The gemshorn is the only medieval flute with a sharply tapering conical bore. Its shape is determined naturally since it is made from the horn of a chamois or ox. The tone has a sweet color somewhere between a soft recorder and an ocarina. Its haunting delicate sound is even more impressive when one considers the ordinary material from which it is constructed. Shepherds probably used its gentle tones to calm animals.

It is impossible to produce an exact copy of a medieval gemshorn for two reasons — only a few unplayable instruments survive and there are only a few very vague drawings from 16th-century sources. There are no extant medieval depictions of gemshorns and no contemporary descriptions of them. The surviving specimens are unplayable and undated. (No. 3436 in the Musical Instrument Museum of the Staatliches Institut für Musickforschung in Berlin). Curt Sachs examined a gemshorn in the Bach-Haus at Eisenach back in 1913, but it has since disappeared.

An instrument found in 1908 currently in the Museo Nazionale di Arti e Tradizioni Popolari di Roma is unplayable. Another instrument found in the ground under a timbered house dated about 1455 was fired from clay. Both of these instruments have only four holes in the top, and one in the back.

Reconstructions by Andrew Parkinsonhave demonstrated that by building a Gemshorn with only four holes (one thumb hole and three front-lateral handle holes), it is possible to play an octave.

Herbert Myers suggests that the it was only of "peripheral" importance in the Middle Ages and was unlikely to have possessed the recorder-like fingering system given it by modern builders, and even less likely to have been built in families.

Other illustrations also show a horn with only four holes.

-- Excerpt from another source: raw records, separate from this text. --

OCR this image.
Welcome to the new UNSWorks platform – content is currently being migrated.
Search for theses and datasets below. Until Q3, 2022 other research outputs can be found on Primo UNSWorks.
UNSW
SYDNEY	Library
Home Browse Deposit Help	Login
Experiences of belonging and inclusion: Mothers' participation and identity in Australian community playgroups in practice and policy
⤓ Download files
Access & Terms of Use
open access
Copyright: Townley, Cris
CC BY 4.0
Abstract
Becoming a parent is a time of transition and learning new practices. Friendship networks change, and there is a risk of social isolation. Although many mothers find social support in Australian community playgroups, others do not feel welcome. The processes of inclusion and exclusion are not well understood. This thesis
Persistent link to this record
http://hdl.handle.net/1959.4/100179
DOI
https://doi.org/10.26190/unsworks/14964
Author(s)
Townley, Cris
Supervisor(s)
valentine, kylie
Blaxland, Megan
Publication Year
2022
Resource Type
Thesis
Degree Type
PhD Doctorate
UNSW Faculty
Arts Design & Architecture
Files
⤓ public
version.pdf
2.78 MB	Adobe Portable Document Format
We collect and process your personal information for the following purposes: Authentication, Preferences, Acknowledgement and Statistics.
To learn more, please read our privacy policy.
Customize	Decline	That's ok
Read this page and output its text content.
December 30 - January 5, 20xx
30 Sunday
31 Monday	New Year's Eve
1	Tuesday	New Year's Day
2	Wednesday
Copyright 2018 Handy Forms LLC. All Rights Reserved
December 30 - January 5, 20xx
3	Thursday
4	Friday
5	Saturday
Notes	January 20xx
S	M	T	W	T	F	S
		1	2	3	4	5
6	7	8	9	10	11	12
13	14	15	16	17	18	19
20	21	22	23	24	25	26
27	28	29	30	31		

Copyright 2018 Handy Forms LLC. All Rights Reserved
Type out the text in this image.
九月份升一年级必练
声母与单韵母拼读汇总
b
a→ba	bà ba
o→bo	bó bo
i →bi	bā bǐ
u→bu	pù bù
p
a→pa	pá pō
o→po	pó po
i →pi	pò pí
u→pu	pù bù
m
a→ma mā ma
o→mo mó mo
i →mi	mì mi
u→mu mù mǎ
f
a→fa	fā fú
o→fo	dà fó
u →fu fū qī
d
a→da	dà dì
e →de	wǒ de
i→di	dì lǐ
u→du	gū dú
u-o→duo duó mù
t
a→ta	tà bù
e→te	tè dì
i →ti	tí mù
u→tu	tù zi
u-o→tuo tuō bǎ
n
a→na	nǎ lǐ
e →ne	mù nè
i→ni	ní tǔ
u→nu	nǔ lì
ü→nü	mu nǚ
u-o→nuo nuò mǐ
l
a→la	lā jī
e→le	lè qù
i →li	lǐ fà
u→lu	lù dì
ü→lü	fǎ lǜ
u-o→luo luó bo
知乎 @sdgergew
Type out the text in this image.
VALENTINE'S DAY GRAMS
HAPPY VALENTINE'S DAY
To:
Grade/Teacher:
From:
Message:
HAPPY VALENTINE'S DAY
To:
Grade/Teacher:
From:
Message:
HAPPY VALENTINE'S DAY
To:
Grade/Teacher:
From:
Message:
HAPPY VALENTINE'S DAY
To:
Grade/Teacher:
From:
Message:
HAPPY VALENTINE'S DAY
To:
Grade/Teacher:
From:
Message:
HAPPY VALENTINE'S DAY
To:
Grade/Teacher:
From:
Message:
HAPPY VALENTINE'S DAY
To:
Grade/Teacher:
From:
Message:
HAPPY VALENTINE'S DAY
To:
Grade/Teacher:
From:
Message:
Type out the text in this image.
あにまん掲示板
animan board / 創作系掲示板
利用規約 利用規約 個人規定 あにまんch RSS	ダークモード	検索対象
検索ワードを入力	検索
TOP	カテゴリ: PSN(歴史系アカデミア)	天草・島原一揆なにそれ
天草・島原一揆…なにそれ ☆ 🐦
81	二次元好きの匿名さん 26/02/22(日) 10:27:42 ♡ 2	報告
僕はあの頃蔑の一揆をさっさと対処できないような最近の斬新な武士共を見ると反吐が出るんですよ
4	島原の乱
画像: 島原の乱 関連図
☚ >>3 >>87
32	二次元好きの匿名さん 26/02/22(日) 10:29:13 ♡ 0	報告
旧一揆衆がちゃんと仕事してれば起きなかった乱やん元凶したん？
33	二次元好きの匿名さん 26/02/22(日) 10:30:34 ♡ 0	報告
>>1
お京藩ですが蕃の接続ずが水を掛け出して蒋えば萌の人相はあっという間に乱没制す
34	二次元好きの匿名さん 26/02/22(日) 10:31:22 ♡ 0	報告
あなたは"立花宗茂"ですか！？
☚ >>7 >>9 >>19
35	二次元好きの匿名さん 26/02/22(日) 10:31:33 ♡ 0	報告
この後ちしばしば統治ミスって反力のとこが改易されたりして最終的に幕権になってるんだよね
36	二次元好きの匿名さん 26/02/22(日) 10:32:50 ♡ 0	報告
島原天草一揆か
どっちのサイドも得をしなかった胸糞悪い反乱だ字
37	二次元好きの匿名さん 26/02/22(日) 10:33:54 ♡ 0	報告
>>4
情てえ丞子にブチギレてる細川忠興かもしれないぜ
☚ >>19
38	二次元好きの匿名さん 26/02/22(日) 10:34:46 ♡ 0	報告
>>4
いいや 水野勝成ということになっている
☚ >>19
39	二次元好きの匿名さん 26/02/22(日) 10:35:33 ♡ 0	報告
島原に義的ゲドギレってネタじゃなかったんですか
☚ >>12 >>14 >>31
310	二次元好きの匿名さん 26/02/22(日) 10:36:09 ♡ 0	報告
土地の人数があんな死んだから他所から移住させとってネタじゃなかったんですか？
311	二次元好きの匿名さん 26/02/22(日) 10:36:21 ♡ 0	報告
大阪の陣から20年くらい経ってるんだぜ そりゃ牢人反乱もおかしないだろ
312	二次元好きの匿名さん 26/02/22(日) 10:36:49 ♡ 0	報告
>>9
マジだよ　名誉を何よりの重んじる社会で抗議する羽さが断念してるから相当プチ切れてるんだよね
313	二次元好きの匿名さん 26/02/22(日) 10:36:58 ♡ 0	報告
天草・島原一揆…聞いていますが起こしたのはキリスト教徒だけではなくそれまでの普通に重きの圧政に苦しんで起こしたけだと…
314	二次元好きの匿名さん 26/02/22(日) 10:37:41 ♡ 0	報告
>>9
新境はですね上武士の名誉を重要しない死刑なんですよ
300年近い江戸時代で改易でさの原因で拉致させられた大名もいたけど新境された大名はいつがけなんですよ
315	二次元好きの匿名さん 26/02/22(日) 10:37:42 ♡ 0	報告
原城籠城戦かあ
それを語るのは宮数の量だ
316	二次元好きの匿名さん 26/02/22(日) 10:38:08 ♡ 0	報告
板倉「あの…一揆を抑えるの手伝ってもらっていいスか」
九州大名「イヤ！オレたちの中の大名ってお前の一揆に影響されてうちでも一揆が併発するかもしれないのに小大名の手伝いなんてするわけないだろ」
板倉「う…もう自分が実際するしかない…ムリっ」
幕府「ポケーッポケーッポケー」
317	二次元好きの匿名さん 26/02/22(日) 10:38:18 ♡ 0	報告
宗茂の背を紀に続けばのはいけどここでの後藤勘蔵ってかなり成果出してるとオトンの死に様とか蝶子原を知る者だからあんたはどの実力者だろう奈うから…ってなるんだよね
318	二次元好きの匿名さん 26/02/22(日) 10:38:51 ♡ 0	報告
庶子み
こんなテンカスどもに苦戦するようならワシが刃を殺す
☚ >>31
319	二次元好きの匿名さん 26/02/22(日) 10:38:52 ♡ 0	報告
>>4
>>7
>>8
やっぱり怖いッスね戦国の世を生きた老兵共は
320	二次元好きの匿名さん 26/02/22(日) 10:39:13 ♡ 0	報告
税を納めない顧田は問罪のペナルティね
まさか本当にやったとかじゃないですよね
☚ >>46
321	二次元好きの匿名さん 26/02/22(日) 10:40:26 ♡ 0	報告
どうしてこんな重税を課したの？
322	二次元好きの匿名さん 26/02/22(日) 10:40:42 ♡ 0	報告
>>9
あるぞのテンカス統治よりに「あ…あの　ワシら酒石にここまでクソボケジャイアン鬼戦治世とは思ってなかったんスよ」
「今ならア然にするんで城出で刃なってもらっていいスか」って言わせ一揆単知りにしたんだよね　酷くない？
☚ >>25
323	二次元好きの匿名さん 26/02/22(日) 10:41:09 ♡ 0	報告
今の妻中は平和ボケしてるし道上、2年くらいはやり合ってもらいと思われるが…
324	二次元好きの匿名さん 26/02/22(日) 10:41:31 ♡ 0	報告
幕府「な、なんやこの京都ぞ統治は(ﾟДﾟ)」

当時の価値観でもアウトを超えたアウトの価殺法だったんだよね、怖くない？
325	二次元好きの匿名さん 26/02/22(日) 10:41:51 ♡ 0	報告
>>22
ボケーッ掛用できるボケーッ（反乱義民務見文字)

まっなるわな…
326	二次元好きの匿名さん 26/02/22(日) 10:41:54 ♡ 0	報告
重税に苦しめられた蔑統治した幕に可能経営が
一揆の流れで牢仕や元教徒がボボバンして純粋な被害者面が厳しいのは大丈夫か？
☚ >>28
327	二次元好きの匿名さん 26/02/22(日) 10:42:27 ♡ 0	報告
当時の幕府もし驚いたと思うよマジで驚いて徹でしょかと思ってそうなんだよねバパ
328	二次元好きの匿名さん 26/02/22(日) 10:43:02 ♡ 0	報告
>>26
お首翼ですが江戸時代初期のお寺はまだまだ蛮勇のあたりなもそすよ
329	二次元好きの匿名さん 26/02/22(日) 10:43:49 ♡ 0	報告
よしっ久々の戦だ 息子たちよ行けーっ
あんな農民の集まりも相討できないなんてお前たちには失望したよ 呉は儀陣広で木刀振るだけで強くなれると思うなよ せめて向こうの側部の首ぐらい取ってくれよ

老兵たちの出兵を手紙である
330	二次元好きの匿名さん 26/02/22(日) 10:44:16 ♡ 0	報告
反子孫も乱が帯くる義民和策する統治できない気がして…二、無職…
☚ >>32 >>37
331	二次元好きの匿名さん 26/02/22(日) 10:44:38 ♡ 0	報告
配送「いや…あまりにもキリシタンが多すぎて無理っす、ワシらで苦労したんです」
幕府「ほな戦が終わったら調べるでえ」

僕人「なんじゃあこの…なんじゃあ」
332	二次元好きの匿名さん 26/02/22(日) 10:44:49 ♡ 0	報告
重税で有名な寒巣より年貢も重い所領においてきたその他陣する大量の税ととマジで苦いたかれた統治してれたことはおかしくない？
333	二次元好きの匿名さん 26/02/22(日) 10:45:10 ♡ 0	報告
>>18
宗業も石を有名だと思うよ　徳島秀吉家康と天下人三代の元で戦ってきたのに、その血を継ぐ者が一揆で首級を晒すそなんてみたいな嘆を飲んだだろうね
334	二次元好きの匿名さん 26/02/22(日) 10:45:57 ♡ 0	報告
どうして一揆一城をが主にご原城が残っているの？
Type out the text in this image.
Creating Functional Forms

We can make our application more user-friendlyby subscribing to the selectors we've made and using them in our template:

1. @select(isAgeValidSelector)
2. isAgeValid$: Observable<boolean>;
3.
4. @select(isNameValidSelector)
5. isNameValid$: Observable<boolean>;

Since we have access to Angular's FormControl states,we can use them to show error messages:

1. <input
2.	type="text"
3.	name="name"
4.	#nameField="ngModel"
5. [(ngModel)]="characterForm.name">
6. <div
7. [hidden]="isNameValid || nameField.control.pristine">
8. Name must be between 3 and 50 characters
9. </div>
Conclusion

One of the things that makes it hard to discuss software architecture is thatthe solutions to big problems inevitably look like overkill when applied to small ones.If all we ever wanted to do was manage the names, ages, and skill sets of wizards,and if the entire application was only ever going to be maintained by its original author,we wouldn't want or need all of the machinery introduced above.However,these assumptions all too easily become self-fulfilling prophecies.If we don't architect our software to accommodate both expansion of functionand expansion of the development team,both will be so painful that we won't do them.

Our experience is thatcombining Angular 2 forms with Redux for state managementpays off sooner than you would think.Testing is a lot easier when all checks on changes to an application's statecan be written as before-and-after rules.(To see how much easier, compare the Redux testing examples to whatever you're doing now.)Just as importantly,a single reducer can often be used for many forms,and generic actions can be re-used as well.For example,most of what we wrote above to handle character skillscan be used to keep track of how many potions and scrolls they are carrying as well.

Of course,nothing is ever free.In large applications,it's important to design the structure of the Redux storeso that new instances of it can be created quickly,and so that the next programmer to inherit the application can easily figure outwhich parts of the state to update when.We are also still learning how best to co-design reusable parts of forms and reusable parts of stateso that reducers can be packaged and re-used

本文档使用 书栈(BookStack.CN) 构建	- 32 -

Modern makers bore seven holes in the front and one in the back. It makes sense to assume that instrument makers in antiquity would try to get the maximum number of notes possible from the instrument, and there are too few surviving descriptions to say with certainty that every gemshorn only had four holes. The body of the instrument is an animal horn with the cross-section of an oblate spheroid. Acoustically, there are only a few things you can do with this shape. By plugging one end and carving a lip, you get the fundamental tone of the instrument. Boring eight holes allows the player to get different notes, but only in the range of a ninth. It can't be overblown to get higher notes, so that's about it.